Meet the partners of the Farmer Development Programme
Coinciding with Grain SA’s dream of a united and prosperous agricultural sector is the dream of South African breweries (sab) that 100% of their direct agricultural suppliers should be skilled, empowered and connected by 2025. That is one of the main reasons why these two roleplayers took hands four years ago with the shared vision to uplift the local agricultural sector.
SAB has been entirely owned by the global holding company, Anheuser-Busch InBev (AB In-Bev) since 2016. Originating in Belgium more than 800 years ago, this company significantly expanded to have breweries like Mexico’s Grupo Modelo, South Korea’s Oriental Brewery and SAB united under their umbrella.
Josh Hammann, director: Agricultural Development and Support in Africa, says they have a global policy of local sourcing on the condition that prices are competitive. Normally 100% of their barley requirements are sourced locally, but in last years’ tough agricultural conditions only some 60% were sourced locally and the rest had to be imported.
White and yellow maize are entirely sourced locally. Hammann emphasises that SAB does not use genetically modified (GM) maize. ‘In cases where emerging farmers do plant GM maize in a bid to be competitive, we exchange these through our grain brokers for the non-GM product.’
DEVELOPING OUR FARMERS IS KEY
SAB’s involvement with Grain SA involves the co-funding of the Farmer Development Programme which comprises of input support (as budgeted by Grain SA), training and mentorship.
At the end of the harvest season these crops are bought from the supplier, costs recuperated and re-invested for the following season.
Besides its involvement with the Farmer Development Programme, SAB also runs their own development programmes. ‘We have been involved in this field for the past 25 years to create skilled and confident emerging farmers,’ says Hammann.
‘Sustainability can be debatable, but our idea is to support farmers to become self-sufficient even though there is great risk involved, it is part of farming and therefore not always possible to reach a 100% recovery.’
As mentioned, SAB became involved in the programme four years ago, but due to the restrictions during the COVID pandemic only saw three harvest seasons.
Success stories are plentiful.
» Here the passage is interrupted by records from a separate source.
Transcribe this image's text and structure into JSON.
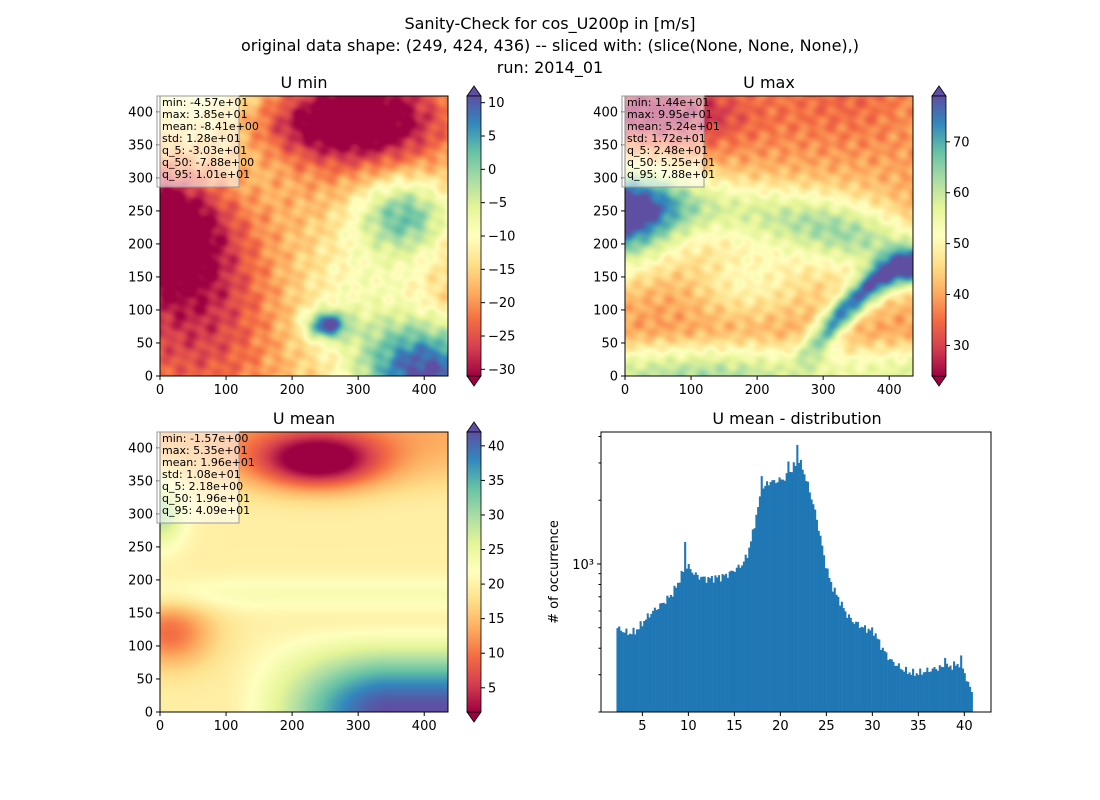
{
  "figure": {
    "title_lines": [
      "Sanity-Check for cos_U200p in [m/s]",
      "original data shape: (249, 424, 436) -- sliced with: (slice(None, None, None),)",
      "run: 2014_01"
    ]
  },
  "colormap": [
    "#9e0142",
    "#d53e4f",
    "#f46d43",
    "#fdae61",
    "#fee08b",
    "#ffffbf",
    "#e6f598",
    "#abdda4",
    "#66c2a5",
    "#3288bd",
    "#5e4fa2"
  ],
  "chart_data": [
    {
      "type": "heatmap",
      "title": "U min",
      "xlim": [
        0,
        436
      ],
      "ylim": [
        0,
        424
      ],
      "xticks": [
        0,
        100,
        200,
        300,
        400
      ],
      "yticks": [
        0,
        50,
        100,
        150,
        200,
        250,
        300,
        350,
        400
      ],
      "colorbar": {
        "range": [
          -31,
          11
        ],
        "ticks": [
          10,
          5,
          0,
          -5,
          -10,
          -15,
          -20,
          -25,
          -30
        ],
        "extend": "both"
      },
      "stats": [
        "min: -4.57e+01",
        "max: 3.85e+01",
        "mean: -8.41e+00",
        "std: 1.28e+01",
        "q_5: -3.03e+01",
        "q_50: -7.88e+00",
        "q_95: 1.01e+01"
      ]
    },
    {
      "type": "heatmap",
      "title": "U max",
      "xlim": [
        0,
        436
      ],
      "ylim": [
        0,
        424
      ],
      "xticks": [
        0,
        100,
        200,
        300,
        400
      ],
      "yticks": [
        0,
        50,
        100,
        150,
        200,
        250,
        300,
        350,
        400
      ],
      "colorbar": {
        "range": [
          24,
          79
        ],
        "ticks": [
          70,
          60,
          50,
          40,
          30
        ],
        "extend": "both"
      },
      "stats": [
        "min: 1.44e+01",
        "max: 9.95e+01",
        "mean: 5.24e+01",
        "std: 1.72e+01",
        "q_5: 2.48e+01",
        "q_50: 5.25e+01",
        "q_95: 7.88e+01"
      ]
    },
    {
      "type": "heatmap",
      "title": "U mean",
      "xlim": [
        0,
        436
      ],
      "ylim": [
        0,
        424
      ],
      "xticks": [
        0,
        100,
        200,
        300,
        400
      ],
      "yticks": [
        0,
        50,
        100,
        150,
        200,
        250,
        300,
        350,
        400
      ],
      "colorbar": {
        "range": [
          1.5,
          42
        ],
        "ticks": [
          40,
          35,
          30,
          25,
          20,
          15,
          10,
          5
        ],
        "extend": "both"
      },
      "stats": [
        "min: -1.57e+00",
        "max: 5.35e+01",
        "mean: 1.96e+01",
        "std: 1.08e+01",
        "q_5: 2.18e+00",
        "q_50: 1.96e+01",
        "q_95: 4.09e+01"
      ]
    },
    {
      "type": "bar",
      "title": "U mean - distribution",
      "ylabel": "# of occurrence",
      "yscale": "log",
      "xlim": [
        0.5,
        42.9
      ],
      "ylim": [
        200,
        4200
      ],
      "xticks": [
        5,
        10,
        15,
        20,
        25,
        30,
        35,
        40
      ],
      "yticks_major": [
        {
          "value": 1000,
          "label": "10³"
        }
      ],
      "yticks_minor": [
        200,
        300,
        400,
        500,
        600,
        700,
        800,
        900,
        2000,
        3000,
        4000
      ],
      "bar_color": "#1f77b4",
      "bin_range": [
        2.18,
        40.9
      ],
      "bin_count": 200,
      "profile": [
        [
          2.2,
          500
        ],
        [
          3.0,
          480
        ],
        [
          3.6,
          470
        ],
        [
          4.2,
          480
        ],
        [
          4.6,
          500
        ],
        [
          5.2,
          540
        ],
        [
          6.0,
          590
        ],
        [
          6.8,
          630
        ],
        [
          7.5,
          670
        ],
        [
          8.2,
          720
        ],
        [
          8.8,
          800
        ],
        [
          9.4,
          920
        ],
        [
          9.8,
          980
        ],
        [
          10.2,
          950
        ],
        [
          10.6,
          900
        ],
        [
          11.2,
          870
        ],
        [
          12.0,
          850
        ],
        [
          12.8,
          860
        ],
        [
          13.6,
          870
        ],
        [
          14.4,
          900
        ],
        [
          15.2,
          950
        ],
        [
          15.8,
          990
        ],
        [
          16.4,
          1100
        ],
        [
          17.0,
          1400
        ],
        [
          17.6,
          1900
        ],
        [
          18.2,
          2300
        ],
        [
          18.8,
          2450
        ],
        [
          19.4,
          2450
        ],
        [
          20.0,
          2500
        ],
        [
          20.6,
          2550
        ],
        [
          21.0,
          2700
        ],
        [
          21.6,
          2950
        ],
        [
          22.0,
          3100
        ],
        [
          22.4,
          2850
        ],
        [
          23.0,
          2350
        ],
        [
          23.6,
          1900
        ],
        [
          24.2,
          1450
        ],
        [
          24.8,
          1050
        ],
        [
          25.4,
          830
        ],
        [
          26.0,
          730
        ],
        [
          26.6,
          650
        ],
        [
          27.2,
          580
        ],
        [
          27.8,
          540
        ],
        [
          28.4,
          520
        ],
        [
          29.0,
          500
        ],
        [
          29.6,
          490
        ],
        [
          30.2,
          480
        ],
        [
          30.8,
          420
        ],
        [
          31.4,
          380
        ],
        [
          32.0,
          350
        ],
        [
          32.6,
          335
        ],
        [
          33.2,
          320
        ],
        [
          33.8,
          310
        ],
        [
          34.4,
          305
        ],
        [
          35.0,
          305
        ],
        [
          35.6,
          310
        ],
        [
          36.2,
          315
        ],
        [
          36.8,
          320
        ],
        [
          37.4,
          325
        ],
        [
          38.0,
          325
        ],
        [
          38.6,
          330
        ],
        [
          39.2,
          335
        ],
        [
          39.6,
          340
        ],
        [
          40.0,
          310
        ],
        [
          40.4,
          270
        ],
        [
          40.9,
          250
        ]
      ],
      "spikes": [
        {
          "x": 9.7,
          "value": 1270
        },
        {
          "x": 21.9,
          "value": 3650
        },
        {
          "x": 20.9,
          "value": 3050
        },
        {
          "x": 17.9,
          "value": 2600
        },
        {
          "x": 37.9,
          "value": 360
        },
        {
          "x": 39.7,
          "value": 370
        }
      ]
    }
  ]
}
Hammann explains that only 40% recoveries were achieved at their start-off in the programme. During the last season 90% recoveries were reached. ‘The developing farmers have learnt from the work done how to measure their abilities and how to farm profitably.’
SAB’s mission with the Farmer Development Programme is in the first instance to make the farmer profitable and secondly to increase the number of developing farmers taking part in the programme. Thus far 1 000 upcoming farmers have benefitted from the programme by cultivating commodities such as barley, maize and ground nuts.
PARTNERS WHO SHARE THE SAB GOAL
When selecting suppliers, SAB looks for enterprises that can help them deliver the products and services their customers appreciate. That means access to high quality raw materials, products and services, but also access to innovation. They are committed to selecting suppliers who work with them to achieve sustainability goals, uphold principles of fair working conditions, environmental protections and ethical conduct.
To further collaborate with suppliers, their Supplier Value Creation team engages with vendors to help find improvement opportunities in manufacturing and logistics areas. With smaller suppliers, they go beyond those two areas to provide backing in general management and best practices. Besides Africa, these endeavours are also ongoing in Latin America and Colombia.
All AB In-Bev associates are contributing to the United Nations’ Sustainable Development Goals and broader global sustainable development agenda, while building resilient supply chains, productive communities and a healthier environment. They have placed a conscious focus on contributing progress toward the goals where they can use their scale and partnerships to drive meaningful positive change.
The future involvement of SAB in the Farmer Development Programme will be determined by its financial position and the achievement of minimum service levels, and is reviewed annually, concludes Hammann.